Burrowing owls are present in North America, and breed across the grassland regions of southern Alberta, Saskatchewan and Manitoba. They occur in all states west of the Mississippi Valley, breed south through the western and mid-western States. A separate subspecies is found in Florida and the Caribbean Islands. They extend south into Mexico, Central America and South America but populations have declined in many areas due to human-caused habitat loss or alteration. Birds from the northern part of the U.S. and Canada are migratory.
The majority of burrowing owls in Canada breed in the prairie provinces of Alberta and Saskatchewan with only occasional sightings in Manitoba. Occasional wild returns also occur into British Columbia but today, most of the owls are from captive release birds and their offspring. A few birds return each year to the breeding grounds and the numbers are growing.
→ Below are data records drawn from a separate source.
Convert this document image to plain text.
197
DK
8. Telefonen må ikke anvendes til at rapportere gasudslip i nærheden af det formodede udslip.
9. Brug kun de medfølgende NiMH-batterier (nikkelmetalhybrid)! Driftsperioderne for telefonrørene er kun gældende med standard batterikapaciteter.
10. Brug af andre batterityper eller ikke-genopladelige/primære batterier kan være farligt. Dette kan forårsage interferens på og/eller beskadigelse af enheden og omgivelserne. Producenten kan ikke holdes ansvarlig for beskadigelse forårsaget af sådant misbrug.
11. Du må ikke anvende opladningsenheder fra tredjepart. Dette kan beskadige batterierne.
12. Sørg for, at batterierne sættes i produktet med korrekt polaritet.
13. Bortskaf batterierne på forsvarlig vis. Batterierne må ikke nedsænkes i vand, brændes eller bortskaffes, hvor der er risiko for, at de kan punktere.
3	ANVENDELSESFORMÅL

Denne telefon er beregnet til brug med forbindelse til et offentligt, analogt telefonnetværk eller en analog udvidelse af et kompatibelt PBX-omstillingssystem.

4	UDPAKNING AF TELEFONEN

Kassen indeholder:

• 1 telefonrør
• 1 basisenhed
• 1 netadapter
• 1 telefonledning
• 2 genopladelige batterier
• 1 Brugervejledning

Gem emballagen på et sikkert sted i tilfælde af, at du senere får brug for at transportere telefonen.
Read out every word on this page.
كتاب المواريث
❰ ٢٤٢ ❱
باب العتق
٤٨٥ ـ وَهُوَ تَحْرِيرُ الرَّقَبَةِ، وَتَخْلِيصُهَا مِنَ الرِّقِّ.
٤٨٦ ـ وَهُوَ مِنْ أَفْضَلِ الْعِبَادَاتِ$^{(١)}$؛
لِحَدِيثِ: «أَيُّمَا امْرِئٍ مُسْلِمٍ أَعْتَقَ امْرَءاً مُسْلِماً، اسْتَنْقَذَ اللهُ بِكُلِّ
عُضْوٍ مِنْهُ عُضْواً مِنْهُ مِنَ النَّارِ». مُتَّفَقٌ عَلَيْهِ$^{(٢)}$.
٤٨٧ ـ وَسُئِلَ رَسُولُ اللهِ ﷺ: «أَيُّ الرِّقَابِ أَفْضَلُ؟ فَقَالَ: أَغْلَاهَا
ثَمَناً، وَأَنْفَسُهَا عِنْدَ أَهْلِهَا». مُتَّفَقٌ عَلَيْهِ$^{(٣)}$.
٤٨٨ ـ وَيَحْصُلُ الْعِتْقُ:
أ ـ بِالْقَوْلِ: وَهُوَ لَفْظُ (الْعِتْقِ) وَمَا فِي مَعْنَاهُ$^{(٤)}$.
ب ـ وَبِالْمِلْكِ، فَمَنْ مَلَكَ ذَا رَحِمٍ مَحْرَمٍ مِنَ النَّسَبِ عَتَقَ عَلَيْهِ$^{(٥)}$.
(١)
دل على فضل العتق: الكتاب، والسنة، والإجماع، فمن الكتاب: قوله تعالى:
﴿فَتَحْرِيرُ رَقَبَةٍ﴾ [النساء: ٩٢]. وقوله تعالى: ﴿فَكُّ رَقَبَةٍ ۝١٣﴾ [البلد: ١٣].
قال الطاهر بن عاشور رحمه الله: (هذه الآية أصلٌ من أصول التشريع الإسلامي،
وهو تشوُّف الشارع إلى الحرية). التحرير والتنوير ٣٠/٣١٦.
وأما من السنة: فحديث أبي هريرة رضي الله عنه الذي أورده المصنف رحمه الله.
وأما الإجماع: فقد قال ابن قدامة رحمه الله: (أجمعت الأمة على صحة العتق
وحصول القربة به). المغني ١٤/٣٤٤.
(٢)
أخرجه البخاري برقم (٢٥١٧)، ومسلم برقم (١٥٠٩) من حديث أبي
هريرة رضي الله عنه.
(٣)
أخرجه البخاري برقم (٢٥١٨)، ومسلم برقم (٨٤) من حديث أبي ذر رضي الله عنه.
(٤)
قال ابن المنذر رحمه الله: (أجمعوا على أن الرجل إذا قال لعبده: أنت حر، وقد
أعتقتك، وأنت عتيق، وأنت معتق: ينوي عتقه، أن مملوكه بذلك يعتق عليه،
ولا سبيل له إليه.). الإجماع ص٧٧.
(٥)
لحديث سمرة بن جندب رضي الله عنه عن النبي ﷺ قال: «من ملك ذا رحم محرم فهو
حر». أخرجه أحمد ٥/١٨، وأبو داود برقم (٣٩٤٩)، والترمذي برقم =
United States Distribution:
From western Minnesota and Iowa south to northern Texas and west to California. Today, its range is considerably smaller, particularly in the east. It is now absent from Minnesota, Iowa, the eastern parts of the Dakotas, and south to central Oklahoma and central Texas.
BC Distribution Historically:
Burrowing owls in British Columbia bred mainly in the Okanagan-Similkameen and south Thompson basins: Osoyoos, Oliver, Penticton, White Lake, Coldstream, Okanagan Landing, Knutsford, Savona, Kamloops, Douglas Lake and Lulu Island in the Fraser Delta. Occasional records exist over a slightly wider area in southern British Columbia: east to the Kootenay River valley, north to Horsefly in the interior, and north to Comox on the coast.
BC Range Today:
Captive breeding and release program is centred in the Nicola Valley (low, medium and high elevation grasslands), extending from Nicola Lake north, Beresford area. Additional release areas near Kamloops, Lac du Bois grasslands. Migratory returns include these regions and south Okanagan Valley including Oliver, Osoyoos areas.